After her son was born in 2020, Fan went from being a full-time dentist to being a stay-at-home mom who works part-time in dental treatments. Nerve damage in her right hand meant she couldn't return to full-time work. Fan said living “as good as the neighbors” provided financial stability, allowing her to reduce her workload while her husband continued to work full-time. Two years ago, Waggoner moved to a job in the video games industry, where she makes two-thirds the salary of her job at Microsoft but says she prefers it.
Hwang created a spreadsheet to track his net worth and was surprised by the numbers: More than $4 million in total, about two-thirds of which was liquid. It was enough for both of them to retire completely, but they weren't retiring to put their kids through college without worrying about financial burdens.
Planning for the future
The couple have put about $100,000 aside for their son's college fund, and plan to continue contributing to it, but they plan to encourage him to get a job when he turns 16. They plan to send him to public school, but are considering private options. Hwang said she's already thinking about starting financial education at an early age by giving him pocket money for toys.
“I want my son to understand the value of money. You can't have everything you want, but if you work hard and save, you can spend it without guilt. I just don't want him to feel the pressure to pay for school fees like I did,” she said.
They discovered ways to raise their children on the cheap, such as by using public resources like parks and getting cheap museum tickets.
Still, they prioritize spending on the things they love, like recent vacations to Mexico and Paris and Seahawks season tickets. They're also looking for bargain flights and exploring other ways to cut travel costs without sacrificing quality, like a $500 round-trip flight to Thailand.
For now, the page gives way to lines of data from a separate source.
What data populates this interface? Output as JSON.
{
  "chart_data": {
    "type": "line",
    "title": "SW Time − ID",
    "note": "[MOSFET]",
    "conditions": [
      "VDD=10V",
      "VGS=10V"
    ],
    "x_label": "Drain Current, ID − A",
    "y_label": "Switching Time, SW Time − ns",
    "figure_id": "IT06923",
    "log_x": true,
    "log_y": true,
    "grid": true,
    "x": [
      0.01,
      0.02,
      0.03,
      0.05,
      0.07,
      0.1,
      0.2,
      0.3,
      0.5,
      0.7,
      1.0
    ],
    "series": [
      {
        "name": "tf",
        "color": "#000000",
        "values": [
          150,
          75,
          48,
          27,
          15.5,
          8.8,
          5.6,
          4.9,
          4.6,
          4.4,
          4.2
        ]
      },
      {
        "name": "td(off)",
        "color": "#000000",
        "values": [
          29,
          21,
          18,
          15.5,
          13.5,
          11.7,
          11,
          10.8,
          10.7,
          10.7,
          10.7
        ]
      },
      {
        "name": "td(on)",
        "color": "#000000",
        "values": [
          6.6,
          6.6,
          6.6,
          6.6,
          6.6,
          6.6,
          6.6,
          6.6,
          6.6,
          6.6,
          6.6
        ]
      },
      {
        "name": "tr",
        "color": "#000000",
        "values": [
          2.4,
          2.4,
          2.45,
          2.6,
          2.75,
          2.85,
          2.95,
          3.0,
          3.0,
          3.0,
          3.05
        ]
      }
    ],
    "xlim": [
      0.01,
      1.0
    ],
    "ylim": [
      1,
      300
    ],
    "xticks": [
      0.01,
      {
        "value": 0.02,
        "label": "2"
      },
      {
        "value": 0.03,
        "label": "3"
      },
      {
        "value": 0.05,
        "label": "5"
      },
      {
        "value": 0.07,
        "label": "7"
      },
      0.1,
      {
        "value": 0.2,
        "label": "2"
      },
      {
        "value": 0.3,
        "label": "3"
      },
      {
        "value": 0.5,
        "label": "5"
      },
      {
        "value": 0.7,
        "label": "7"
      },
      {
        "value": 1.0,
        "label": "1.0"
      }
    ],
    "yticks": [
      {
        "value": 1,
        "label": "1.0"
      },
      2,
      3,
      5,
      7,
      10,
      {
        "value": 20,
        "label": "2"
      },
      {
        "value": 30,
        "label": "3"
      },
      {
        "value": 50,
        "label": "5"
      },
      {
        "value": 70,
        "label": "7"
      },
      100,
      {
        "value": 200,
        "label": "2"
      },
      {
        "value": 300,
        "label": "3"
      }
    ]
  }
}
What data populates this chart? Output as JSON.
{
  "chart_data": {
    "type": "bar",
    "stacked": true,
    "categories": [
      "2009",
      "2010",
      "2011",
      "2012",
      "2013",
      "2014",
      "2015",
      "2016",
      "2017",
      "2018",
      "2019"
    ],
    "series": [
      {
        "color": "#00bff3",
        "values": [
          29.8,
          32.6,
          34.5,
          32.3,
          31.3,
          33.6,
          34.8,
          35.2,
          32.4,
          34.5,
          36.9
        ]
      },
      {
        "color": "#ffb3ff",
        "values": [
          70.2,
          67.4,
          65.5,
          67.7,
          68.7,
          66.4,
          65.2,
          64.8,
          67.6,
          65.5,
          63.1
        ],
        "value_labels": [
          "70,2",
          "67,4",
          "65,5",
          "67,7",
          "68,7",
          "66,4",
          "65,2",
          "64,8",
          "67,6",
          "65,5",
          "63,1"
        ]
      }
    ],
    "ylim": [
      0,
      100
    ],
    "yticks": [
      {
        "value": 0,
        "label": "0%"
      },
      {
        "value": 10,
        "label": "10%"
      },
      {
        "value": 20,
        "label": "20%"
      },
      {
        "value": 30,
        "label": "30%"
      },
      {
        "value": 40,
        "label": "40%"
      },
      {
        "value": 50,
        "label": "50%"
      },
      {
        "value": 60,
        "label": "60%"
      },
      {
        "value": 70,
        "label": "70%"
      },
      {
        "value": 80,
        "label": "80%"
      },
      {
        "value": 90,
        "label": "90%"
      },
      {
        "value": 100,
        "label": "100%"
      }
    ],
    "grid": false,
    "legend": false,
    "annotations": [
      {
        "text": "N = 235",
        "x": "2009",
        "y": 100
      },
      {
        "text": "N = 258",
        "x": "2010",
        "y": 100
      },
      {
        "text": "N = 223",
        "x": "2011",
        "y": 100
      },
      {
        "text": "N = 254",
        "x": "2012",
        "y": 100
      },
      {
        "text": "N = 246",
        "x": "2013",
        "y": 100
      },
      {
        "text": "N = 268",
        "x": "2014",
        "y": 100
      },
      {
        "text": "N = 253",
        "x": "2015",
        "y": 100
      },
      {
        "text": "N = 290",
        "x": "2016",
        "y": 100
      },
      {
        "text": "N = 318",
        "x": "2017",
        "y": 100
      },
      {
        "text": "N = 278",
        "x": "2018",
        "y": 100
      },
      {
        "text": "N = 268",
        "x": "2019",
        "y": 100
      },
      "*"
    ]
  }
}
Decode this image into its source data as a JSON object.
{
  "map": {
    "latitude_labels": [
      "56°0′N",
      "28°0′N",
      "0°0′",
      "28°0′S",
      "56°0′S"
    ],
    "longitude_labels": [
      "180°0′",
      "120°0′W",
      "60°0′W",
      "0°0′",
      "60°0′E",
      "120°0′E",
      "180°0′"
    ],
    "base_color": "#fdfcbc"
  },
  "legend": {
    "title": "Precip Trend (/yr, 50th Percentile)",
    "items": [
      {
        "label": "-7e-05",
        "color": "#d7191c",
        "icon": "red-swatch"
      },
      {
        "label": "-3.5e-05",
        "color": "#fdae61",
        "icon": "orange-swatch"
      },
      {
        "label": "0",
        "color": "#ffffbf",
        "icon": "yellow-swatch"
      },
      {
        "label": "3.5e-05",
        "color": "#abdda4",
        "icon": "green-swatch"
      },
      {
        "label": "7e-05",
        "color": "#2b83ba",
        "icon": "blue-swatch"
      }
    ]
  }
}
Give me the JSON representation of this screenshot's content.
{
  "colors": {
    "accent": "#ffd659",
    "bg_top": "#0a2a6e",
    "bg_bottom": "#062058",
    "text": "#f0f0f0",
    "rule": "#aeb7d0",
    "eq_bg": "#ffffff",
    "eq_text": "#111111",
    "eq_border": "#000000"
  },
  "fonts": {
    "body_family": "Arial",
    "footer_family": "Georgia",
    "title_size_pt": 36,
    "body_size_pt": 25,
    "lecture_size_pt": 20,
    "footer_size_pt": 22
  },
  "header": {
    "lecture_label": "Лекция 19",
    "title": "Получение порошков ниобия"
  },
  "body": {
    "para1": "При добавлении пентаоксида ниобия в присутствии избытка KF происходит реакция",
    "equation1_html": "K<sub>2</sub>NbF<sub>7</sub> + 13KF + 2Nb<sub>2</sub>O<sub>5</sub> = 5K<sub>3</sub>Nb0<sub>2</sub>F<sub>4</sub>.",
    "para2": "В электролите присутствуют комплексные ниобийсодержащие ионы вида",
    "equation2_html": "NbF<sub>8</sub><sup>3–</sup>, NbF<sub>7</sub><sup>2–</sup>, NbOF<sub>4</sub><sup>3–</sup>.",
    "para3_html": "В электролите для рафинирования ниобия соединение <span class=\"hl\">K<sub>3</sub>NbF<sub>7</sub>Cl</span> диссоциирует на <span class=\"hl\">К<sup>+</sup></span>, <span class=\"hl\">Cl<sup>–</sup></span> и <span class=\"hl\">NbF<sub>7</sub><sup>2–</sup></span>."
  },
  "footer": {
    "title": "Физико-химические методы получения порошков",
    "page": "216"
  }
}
They want to take their son on a few months' trips to Europe and Asia to immerse him in different cultures.
Phan recently hired an interior designer to redecorate the furniture in her main residence, and Waggoner recently spent money on a new office setup, a gym membership and eye surgery.
She has little desire for luxury items, which can make spending difficult, but she tries not to feel guilty about big-ticket purchases, and has also lent more than $400,000 to friends for business ventures.
Lately, they've been talking about combining their money and being more open about their finances to better plan for the future.
“We're being transparent and looking at all the numbers and talking about these things and being able to say look at this account that's growing and we think we can do this,” Waggoner said.
The couple are considering what to do after they retire completely, with Fan considering becoming a wedding planner and her husband considering becoming a football coach.
“We've lived a very simple life and kept a low profile, which is why I think we've suddenly managed to acquire this wealth just by working hard,” Fan said.